Ama ben daha baştan, taraflı olmayı seçmiştim bu diziyi izlerken. Öylesine güzellerdi ki, körü körüne inanmak ve de savunmak istedim Defne ile Ömer’i. İkisini birbirinden hiç ayırt etmeden… Hala da ayırt etmiyorum, gözümde eşit seviyedeler ama bazı halleri ve tavırları artık bildiğim, tanıdığım Ömer ve Defne’den uzakmış gibi geliyor. O kısımlarına yabancılaşıyorum bu yüzden. Ama tanıdığım sıcak halleriyle karşılaşınca da gurbette memleketimden birini bulmuş kadar seviniyorum.

Karşılaşınca diyorum çünkü gerçekten dizide kendileriyle karşılaşmak epey bir vakit alıyor.
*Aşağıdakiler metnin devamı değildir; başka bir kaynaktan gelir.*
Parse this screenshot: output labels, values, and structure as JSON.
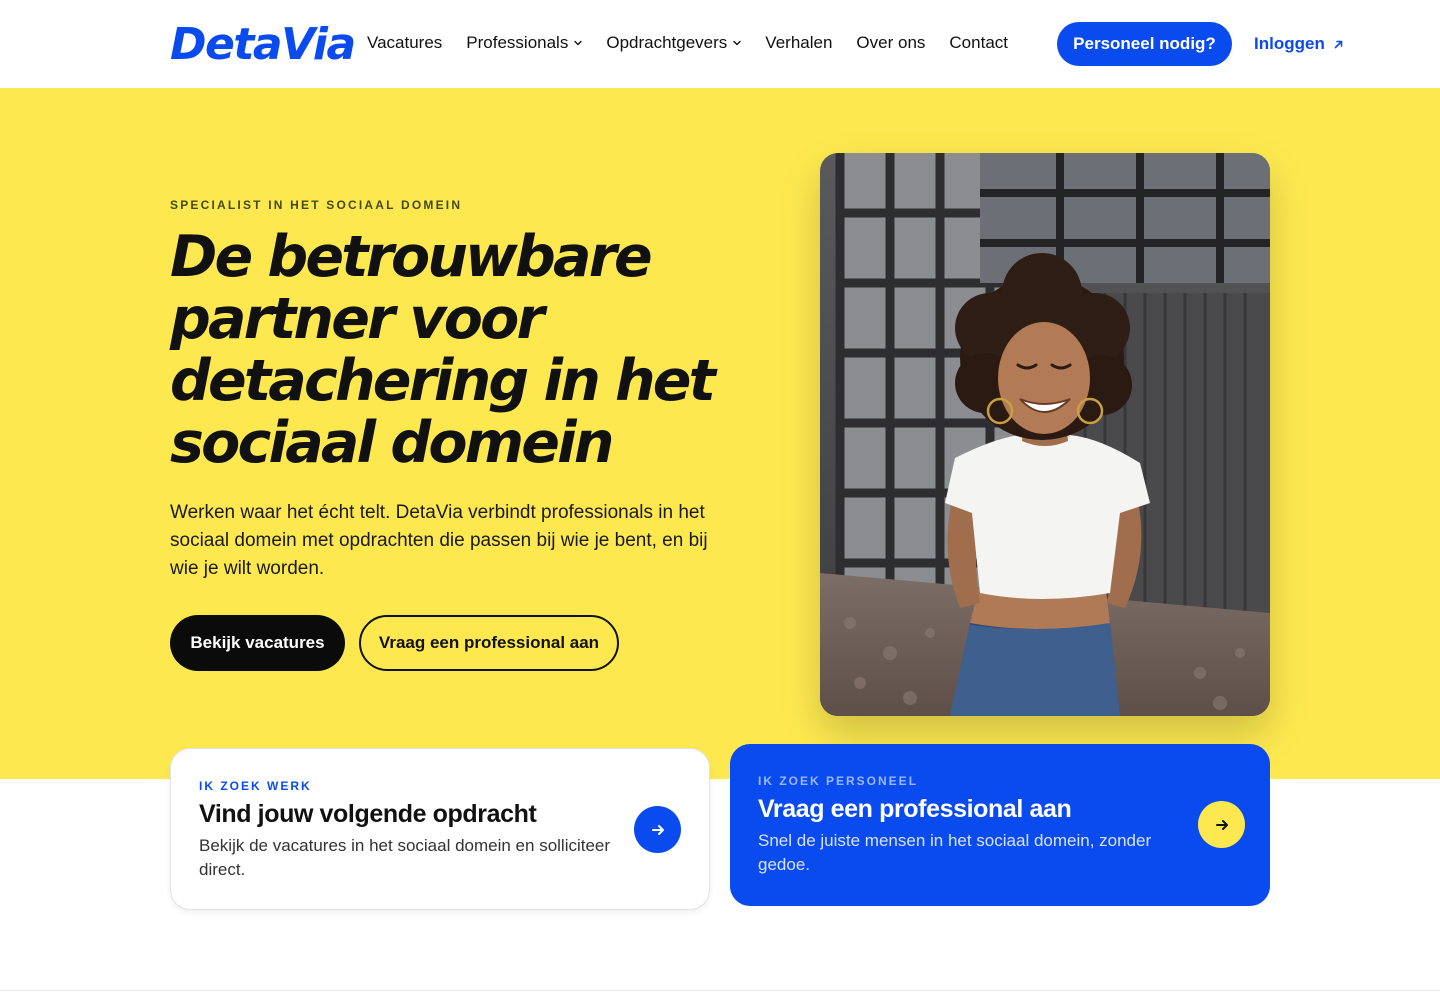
{
  "brand": {
    "logo_text": "DetaVia",
    "accent": "#0a4bf0",
    "yellow": "#fde94f"
  },
  "nav": {
    "items": [
      {
        "label": "Vacatures",
        "dropdown": false
      },
      {
        "label": "Professionals",
        "dropdown": true
      },
      {
        "label": "Opdrachtgevers",
        "dropdown": true
      },
      {
        "label": "Verhalen",
        "dropdown": false
      },
      {
        "label": "Over ons",
        "dropdown": false
      },
      {
        "label": "Contact",
        "dropdown": false
      }
    ],
    "cta_label": "Personeel nodig?",
    "login_label": "Inloggen",
    "login_icon": "arrow-up-right-icon"
  },
  "hero": {
    "eyebrow": "SPECIALIST IN HET SOCIAAL DOMEIN",
    "headline_lines": [
      "De betrouwbare",
      "partner voor",
      "detachering in het",
      "sociaal domein"
    ],
    "lead": "Werken waar het écht telt. DetaVia verbindt professionals in het sociaal domein met opdrachten die passen bij wie je bent, en bij wie je wilt worden.",
    "primary_button": "Bekijk vacatures",
    "secondary_button": "Vraag een professional aan",
    "photo_description": "smiling woman photo"
  },
  "cards": {
    "work": {
      "eyebrow": "IK ZOEK WERK",
      "title": "Vind jouw volgende opdracht",
      "text": "Bekijk de vacatures in het sociaal domein en solliciteer direct.",
      "icon": "arrow-right-icon"
    },
    "staff": {
      "eyebrow": "IK ZOEK PERSONEEL",
      "title": "Vraag een professional aan",
      "text": "Snel de juiste mensen in het sociaal domein, zonder gedoe.",
      "icon": "arrow-right-icon"
    }
  }
}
Vakit alıyor derken, rastlaşana kadar çok vakit kaybediyoruz ama denk gelince de hal hatır sorup hemen ayrılıyoruz. Hâlbuki oturalım bir yemek yiyelim, üstüne kahve içelim değil mi ama? Bazen karakterlerin paralel evrende herkesten gizli bir özel hayatı olduğu hissine kapılıyorum. Öylesine özel ki bizden bile gizliyorlar. Orada neler yaşanıyor, ne kararlar alınıyor ve neler paylaşılıyor hiç bilemiyoruz. Hani biz bir aileydik? Yaşlarımız ve hayattaki konumlarımıza göre kimimiz Ömer’in teyzesi, kuzeni, kimimiz Defne’nin ablası, dayısı olarak sardık sahiplendik onları. Aile içinde gizli saklı olmaz ki. Araya eza cefa girmedikçe âşık ile maşuk birbirinin kadrini kıymetini bilmezmiş derler. Bizimkiler çokça çektiler, Ömer’in dediği gibi mutlu olsunlar artık bence de. Eh biz de onlarla beraber çektik, gönül ister ki biz de mutlu olalım. Lakin bizi çok ortak etmek istemediler saadetlerine.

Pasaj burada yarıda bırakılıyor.